0 #41 Robert Greenyer 2012-12-27 13:28

Thanks for all your analysis people, this really helps us see things.
0 #40 Ecco 2012-12-27 09:28
@Robert Greenyer: sorry for the delayed reply, but this is something I realized only now.

With the 2-layer wire according to the STM experiment, there was about a 20% increase in output power to input at 350 °C (wire temperature or reactor temperature?). If two or them are going to be installed in the MFMP 1.1 reactor, this percentage should increase even if just one of them is going to be heated directly. Perhaps by 10% or so?

A 30% increase with an input power of 50W would imply a DeltaT Out difference of about 20 °C. I'm wondering how much would be needed at the least to rule out any possible imaginable artifact.

This is data from one of the latest calibration cycles for the MFMP cell v1.1 from which I estimated this:


(sorry for the poor graph this time)

EDIT: btw, "Delta T Out" is T_Rise, which is T_GlassOut - T_Ambient.
0 #39 David Roberson 2012-12-27 07:51
My model simulation behaved as expected. The transition between one power level and the next was a perfect fit to the prediction. I did use data from the same run as the input and it appears from the chart below that things might have changed between up and down runs.
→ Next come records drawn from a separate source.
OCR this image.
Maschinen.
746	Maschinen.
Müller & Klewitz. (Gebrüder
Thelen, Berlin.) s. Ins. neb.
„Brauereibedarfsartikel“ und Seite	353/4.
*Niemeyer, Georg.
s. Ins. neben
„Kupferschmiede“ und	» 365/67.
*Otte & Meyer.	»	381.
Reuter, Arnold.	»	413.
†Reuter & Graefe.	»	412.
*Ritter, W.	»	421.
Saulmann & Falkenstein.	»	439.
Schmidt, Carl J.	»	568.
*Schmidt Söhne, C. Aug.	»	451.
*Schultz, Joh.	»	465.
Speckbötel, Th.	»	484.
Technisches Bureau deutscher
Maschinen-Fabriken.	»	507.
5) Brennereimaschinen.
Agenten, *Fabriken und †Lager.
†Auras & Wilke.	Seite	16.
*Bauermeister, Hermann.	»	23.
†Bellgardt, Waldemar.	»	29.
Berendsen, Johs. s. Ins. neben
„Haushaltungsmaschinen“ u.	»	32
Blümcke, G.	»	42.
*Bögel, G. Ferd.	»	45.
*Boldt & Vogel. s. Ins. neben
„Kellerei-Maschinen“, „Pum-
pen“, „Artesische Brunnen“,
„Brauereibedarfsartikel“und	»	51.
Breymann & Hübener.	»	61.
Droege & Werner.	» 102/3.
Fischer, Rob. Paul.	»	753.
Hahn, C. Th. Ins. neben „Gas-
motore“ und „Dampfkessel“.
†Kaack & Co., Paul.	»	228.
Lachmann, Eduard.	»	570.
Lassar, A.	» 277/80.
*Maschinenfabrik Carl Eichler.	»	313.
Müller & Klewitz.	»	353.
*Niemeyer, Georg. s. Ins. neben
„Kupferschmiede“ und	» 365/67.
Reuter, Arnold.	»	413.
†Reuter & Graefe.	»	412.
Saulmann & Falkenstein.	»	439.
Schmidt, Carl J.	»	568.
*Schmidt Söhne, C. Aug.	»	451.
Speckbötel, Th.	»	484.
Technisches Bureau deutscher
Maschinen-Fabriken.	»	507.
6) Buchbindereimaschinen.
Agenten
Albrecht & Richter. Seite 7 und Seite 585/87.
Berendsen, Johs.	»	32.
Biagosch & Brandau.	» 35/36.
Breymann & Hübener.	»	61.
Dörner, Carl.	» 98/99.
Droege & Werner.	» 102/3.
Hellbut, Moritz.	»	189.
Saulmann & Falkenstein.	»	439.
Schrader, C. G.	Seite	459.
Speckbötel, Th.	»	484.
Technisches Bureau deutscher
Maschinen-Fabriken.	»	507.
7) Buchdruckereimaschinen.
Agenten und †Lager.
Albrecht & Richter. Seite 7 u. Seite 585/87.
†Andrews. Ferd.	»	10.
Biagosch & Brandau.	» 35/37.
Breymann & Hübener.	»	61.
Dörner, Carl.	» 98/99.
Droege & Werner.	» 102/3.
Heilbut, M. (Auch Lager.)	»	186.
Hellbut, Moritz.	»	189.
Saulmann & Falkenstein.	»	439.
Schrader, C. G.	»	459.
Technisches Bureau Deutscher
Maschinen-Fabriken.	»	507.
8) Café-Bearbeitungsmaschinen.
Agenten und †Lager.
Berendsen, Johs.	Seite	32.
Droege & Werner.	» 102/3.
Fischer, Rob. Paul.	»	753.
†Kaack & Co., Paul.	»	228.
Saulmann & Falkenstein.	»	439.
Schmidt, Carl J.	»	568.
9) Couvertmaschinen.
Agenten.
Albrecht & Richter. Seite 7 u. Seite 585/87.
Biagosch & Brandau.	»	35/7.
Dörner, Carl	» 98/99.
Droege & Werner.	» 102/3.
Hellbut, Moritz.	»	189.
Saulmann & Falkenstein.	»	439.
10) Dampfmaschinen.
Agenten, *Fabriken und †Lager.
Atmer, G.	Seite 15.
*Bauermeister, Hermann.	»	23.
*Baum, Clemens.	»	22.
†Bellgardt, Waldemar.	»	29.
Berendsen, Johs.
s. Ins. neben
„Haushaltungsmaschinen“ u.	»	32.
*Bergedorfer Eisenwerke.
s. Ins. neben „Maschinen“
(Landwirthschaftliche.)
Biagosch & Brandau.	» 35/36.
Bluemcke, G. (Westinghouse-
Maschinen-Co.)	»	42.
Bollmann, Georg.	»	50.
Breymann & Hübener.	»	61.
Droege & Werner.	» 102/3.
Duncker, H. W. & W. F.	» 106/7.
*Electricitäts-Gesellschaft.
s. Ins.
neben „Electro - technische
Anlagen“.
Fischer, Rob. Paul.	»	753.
If this is true, then the difference must be rooted out if the results are to be reliable.
+1 #38 AlanG 2012-12-27 05:34
Delta T vs Power In for Cell 1.1

It's not as consistent as 1.0, and it looks like something changed at the start of the third down ramp. A closer look at the data there might show what happened.

Spreadsheet is at
+1 #37 David Roberson 2012-12-26 23:54
I want to congratulate you gentlemen on doing a remarkably consistent job of measuring the input power versus outside glass temperature.

I get a R^2 value of .999957 for a curve fit to a quadratic equation. From experience I can expect my model to yield near perfect results in the time domain response.